James Hunter: An Education from Van Morrison and Many More
Touring for years as Van Morrison’s back-up singer, James Hunter saw many explosive performances by the Irish musical legend. He tells me he learned more, though, from Morrison in just minutes in a recording studio as he and a host of musicians recorded his debut album …Believe What I Say.
“I don’t think I picked up as much from Van while on the road as I did in the 20 minutes he spent in the studio with us in 1996, when we recorded two Bobby Bland songs. His mic technique enabled him to keep his loud notes on the same level as his quieter ones. The engineer described him afterwards as having ‘a built-in compressor.’ I’ve tried to emulate this ever since.”
Hunter has come a long way since that debut album and, with his band, the James Hunter Six, will be releasing Hold On!, his fourth album, on Feb. 5. It will be the British blue-eyed soul singer’s first album on Daptone Records.
“From the driving stompers to the bubbling rumbas,” according to Hunter’s website, “the record drips with the rawness and feeling that Daptone fans have become accustomed to and cuts straight to the soul of the man who James Hunter fans have come to love.”
Though Hunter’s 2006 album People Gonna Talk and his 2008 album The Hard Way vaulted to No. 1 on the Billboard blues chart, some critics said that Hunter’s last album, 2013’s Minute by Minute, is the best one in his catalog. It was Hunter’s first album recorded in the USA and the debut album of the James Hunter Six, which includes saxophonists Lee Badau and Damian Hand, keyboardists Kyle Koehler and Andrew Kingslow, drummer Jonathan Lee and bassist Jason Wilson.
“Minute by Minute stands out for me as having the most vivid and three-dimensional sound we’ve captured on record so far,” Hunter tells me. “This is largely due to Gabe Roth’s production. He has a way of placing the mics to catch the full spectrum of each instrument’s sound, and he knows how to get their respective frequencies out of each other’s way so that everything sounds like it’s out in front. It might also be because we got Jonathan Lee to whack the drums a bit harder. I don’t know if I’d try to estimate my own record in terms of its importance. I just dig it, that’s all!”
Hunter also dug a performance by Jamaican guitarist Ernest Ranglin at an English music festival in the 1990s and says it was the most influential concert he has attended.
“Ernest Ranglin is the one of the best guitarists I’ve ever heard, and his band played jazzy material with a Caribbean feel that contrasted nicely with his intense guitar style. The gentle humor of his performance stayed with me as well, and I was reminded of this when I saw B.B. King somewhere in France.”
Hunter says the best concert he has attended, though, was a performance by a relatively unknown band, Sleepytime Gorilla Museum, from Oakland, California. Live concerts of the band, which dresses in costumes and incorporates unconventional instruments in its act, have been described as performance art, experimental rock ’n’ roll, art rock, and heavy metal.

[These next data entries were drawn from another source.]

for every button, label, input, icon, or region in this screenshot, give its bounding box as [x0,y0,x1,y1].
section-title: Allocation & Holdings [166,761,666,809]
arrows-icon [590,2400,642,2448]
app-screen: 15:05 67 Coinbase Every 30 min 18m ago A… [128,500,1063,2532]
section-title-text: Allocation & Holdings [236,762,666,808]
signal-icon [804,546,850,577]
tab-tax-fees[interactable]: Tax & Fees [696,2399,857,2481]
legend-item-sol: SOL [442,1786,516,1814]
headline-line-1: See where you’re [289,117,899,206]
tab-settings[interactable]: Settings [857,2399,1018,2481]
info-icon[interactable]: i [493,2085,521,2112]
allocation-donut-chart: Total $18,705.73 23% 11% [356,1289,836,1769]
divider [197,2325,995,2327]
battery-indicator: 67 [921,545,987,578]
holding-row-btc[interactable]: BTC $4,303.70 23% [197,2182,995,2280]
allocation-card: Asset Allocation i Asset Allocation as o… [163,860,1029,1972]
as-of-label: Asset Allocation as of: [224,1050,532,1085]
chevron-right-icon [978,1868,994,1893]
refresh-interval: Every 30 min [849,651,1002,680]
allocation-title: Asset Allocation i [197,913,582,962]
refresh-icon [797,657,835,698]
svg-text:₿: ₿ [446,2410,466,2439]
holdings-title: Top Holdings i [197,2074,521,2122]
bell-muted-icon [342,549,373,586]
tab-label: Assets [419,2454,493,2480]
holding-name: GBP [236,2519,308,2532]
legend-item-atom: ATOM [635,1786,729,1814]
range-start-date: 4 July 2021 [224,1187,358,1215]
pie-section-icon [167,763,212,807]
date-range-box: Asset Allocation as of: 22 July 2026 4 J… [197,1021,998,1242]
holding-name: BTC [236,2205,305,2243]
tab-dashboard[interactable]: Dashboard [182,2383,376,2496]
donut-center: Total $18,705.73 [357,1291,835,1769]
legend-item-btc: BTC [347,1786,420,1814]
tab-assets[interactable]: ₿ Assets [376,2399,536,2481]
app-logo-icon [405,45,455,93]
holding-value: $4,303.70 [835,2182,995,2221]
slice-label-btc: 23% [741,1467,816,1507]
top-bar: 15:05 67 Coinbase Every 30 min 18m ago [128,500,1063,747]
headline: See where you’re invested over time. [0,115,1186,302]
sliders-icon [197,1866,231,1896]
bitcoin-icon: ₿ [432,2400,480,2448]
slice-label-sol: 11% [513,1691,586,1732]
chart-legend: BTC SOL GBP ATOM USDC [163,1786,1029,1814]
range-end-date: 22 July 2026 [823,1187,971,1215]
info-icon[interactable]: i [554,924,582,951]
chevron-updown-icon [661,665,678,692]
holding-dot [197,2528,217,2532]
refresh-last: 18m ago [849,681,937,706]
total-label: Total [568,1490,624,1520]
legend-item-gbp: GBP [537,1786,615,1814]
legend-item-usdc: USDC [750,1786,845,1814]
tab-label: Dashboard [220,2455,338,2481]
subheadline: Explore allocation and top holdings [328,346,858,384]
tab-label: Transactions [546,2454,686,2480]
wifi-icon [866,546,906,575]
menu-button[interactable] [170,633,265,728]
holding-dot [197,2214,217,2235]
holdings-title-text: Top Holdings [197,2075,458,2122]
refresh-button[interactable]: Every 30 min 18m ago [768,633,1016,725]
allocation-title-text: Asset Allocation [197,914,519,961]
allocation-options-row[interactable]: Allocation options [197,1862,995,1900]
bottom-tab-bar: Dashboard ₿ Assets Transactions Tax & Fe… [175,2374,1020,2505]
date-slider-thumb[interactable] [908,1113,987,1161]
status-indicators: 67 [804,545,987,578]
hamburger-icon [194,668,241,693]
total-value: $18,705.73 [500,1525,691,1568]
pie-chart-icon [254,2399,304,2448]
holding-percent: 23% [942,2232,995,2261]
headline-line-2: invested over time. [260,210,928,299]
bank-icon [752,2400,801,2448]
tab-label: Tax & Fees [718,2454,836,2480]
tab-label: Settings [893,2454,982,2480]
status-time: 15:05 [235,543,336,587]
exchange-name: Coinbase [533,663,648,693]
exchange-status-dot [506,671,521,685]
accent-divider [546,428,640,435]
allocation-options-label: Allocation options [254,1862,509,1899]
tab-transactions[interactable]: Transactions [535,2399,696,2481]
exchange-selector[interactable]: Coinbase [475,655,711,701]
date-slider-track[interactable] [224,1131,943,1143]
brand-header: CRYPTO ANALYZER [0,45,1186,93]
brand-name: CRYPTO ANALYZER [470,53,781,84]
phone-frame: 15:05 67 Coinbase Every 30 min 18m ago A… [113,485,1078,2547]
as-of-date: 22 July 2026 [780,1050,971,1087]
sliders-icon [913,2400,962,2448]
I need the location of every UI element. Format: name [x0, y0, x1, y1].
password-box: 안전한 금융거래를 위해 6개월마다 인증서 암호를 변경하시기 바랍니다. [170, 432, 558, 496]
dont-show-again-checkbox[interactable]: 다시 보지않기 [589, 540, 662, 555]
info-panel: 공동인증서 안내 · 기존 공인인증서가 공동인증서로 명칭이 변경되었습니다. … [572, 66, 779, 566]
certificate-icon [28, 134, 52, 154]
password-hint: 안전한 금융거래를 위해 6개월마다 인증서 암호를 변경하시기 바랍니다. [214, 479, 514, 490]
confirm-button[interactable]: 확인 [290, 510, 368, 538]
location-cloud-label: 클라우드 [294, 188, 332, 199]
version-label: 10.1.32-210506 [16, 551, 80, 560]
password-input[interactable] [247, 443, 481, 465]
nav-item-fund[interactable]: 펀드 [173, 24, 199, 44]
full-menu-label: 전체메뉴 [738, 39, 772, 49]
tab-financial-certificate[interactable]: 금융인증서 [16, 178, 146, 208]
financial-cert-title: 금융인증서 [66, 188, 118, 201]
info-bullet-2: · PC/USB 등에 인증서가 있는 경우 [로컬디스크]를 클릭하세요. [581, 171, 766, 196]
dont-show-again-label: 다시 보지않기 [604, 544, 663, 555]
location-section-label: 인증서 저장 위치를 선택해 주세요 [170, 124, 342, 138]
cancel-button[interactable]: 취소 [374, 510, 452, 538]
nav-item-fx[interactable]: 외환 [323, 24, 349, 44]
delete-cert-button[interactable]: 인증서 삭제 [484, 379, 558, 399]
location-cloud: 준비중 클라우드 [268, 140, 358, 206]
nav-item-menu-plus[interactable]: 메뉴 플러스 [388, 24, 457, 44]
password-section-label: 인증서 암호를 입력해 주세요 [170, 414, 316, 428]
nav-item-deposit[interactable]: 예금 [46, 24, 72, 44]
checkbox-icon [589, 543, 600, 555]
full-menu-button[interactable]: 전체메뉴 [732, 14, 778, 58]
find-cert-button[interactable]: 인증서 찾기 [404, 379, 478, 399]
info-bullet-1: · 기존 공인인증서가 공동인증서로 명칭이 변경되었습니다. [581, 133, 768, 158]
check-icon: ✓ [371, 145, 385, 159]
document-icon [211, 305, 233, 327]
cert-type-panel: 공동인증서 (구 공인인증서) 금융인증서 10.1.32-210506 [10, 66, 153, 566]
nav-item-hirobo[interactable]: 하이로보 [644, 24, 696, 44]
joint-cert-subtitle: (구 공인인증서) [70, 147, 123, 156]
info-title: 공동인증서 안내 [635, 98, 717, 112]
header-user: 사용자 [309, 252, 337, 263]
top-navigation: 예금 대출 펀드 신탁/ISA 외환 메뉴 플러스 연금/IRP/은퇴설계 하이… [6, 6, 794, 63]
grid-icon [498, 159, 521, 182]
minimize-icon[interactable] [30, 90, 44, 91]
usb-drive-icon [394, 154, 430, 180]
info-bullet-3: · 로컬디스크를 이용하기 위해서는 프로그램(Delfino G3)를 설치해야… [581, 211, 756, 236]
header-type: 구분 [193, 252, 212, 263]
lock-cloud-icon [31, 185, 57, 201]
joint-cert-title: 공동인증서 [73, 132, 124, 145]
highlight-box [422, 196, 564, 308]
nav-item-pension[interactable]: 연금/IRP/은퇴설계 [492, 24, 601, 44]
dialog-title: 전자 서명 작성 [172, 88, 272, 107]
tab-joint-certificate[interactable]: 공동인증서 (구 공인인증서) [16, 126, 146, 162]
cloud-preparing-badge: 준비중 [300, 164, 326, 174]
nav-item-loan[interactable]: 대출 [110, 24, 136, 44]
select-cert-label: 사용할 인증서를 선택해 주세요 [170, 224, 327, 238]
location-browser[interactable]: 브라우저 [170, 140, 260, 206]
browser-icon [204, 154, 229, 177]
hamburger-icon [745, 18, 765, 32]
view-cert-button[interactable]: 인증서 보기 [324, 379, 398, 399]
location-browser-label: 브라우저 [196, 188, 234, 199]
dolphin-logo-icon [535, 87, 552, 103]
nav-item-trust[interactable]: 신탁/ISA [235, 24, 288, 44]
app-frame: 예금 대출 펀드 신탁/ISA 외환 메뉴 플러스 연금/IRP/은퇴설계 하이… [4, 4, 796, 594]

“A bunch of us went to the Great American Music Hall in San Francisco to meet up with a mate, and we saw a band — if that term doesn’t sound dismissive — called Sleepytime Gorilla Museum,” Hunter recalls.
“It was a visual spectacle quite unlike anything I’d ever seen. Everyone in the band appeared to be covered in a layer of mud, and they all looked like Terry Gilliam in Life of Brian. They produced a raging cacophony — predominantly on classical stringed instruments — that was no less than captivating. Their performance was also an object lesson in not taking oneself too seriously.”